Auction Highlight Spring 2013 Donald Stewart Leslie Friend

CAMARET 21747
Lot 27 Donald Stewart Leslie Friend – Camaret

The subject of this work Camaret was once a thriving fishing village in Brittany with the harbour as bustling and energetic as this work illustrates – today it is a lot more serene. Friend was visiting the region in 1971 following a successful exhibition at Drouant Gallery in Paris and was charmed by the area. He decided to stay awhile to sketch the village and its surroundings in preparation for his next French show that was scheduled for 1973.

The paintings for that exhibition were finished at his studio in Bali where he was living in palatial splendour on prime waterfront property Sanur. He had built a grand house and created a splendid garden and the local Balinese referred to him as Tuan Rakshasa or Lord Devil – a title that pleased him.

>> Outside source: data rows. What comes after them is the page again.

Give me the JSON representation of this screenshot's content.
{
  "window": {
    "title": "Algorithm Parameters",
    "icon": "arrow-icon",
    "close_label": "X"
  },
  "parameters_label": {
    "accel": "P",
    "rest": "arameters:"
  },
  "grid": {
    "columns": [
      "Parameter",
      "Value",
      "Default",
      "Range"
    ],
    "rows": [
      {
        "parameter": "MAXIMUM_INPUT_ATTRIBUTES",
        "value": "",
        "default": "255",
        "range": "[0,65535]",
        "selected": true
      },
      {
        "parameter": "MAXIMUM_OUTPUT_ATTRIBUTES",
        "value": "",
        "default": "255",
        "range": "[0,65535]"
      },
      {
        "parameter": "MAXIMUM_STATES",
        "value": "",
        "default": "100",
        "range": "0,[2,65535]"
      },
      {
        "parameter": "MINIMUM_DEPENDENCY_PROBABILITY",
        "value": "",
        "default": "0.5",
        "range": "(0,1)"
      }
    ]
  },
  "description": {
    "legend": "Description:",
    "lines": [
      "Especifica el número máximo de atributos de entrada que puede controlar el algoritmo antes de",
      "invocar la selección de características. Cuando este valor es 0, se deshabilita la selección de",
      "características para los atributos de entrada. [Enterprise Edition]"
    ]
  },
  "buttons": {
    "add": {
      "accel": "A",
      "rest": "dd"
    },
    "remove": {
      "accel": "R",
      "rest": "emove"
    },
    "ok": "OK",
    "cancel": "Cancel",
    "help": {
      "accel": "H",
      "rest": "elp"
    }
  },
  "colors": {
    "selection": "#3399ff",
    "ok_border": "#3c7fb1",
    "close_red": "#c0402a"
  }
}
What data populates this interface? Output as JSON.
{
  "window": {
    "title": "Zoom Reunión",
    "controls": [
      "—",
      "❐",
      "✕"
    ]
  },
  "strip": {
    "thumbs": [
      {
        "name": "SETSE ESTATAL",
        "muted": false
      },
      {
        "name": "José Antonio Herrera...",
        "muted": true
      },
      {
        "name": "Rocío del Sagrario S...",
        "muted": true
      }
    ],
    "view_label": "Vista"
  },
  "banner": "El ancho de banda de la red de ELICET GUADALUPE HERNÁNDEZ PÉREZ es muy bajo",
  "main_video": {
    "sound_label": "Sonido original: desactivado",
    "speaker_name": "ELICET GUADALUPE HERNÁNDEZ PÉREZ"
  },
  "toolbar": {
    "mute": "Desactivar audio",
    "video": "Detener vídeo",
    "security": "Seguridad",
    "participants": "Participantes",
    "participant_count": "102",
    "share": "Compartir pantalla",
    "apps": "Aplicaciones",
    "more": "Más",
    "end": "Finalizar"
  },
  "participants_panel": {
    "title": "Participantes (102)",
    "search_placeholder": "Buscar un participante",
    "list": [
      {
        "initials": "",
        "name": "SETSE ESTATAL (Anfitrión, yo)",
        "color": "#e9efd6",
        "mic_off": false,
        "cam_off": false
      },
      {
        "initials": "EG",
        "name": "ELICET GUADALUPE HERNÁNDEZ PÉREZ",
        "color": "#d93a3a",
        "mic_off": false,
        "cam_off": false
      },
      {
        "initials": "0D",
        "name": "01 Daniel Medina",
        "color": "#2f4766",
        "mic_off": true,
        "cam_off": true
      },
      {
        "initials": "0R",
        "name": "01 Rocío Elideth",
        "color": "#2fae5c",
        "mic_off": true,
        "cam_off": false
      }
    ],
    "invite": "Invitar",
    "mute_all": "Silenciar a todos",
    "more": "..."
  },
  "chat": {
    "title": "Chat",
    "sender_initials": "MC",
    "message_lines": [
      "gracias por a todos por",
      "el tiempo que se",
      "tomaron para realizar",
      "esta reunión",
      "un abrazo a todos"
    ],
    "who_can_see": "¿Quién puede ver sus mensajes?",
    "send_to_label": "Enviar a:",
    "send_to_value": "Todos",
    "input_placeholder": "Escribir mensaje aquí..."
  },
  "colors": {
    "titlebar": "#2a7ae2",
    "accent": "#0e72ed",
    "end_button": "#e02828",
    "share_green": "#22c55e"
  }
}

Donald Friend was an exceptional talent and had flair with both pen and paint though it is through his paintings that he is better known. His drawing skills were exceptional and every mark on the paper is correct. What he intends to depict is what he achieves. The viewer in left in little doubt that this is the scene of a thriving fishing village full of activity and the painting is the work of a master who is endowed with an abundance of natural talent.

Failing health caused Friend’s return to Australia. He had lived in Bali for fourteen years after what was only intended to be a stopover. He was accorded a retrospective exhibition at the Art Gallery of New South Wales in 1990 but died a few months before it opened.

Camaret was exhibited in his 1973 exhibition that was once again held at the Drouant Gallery in Paris.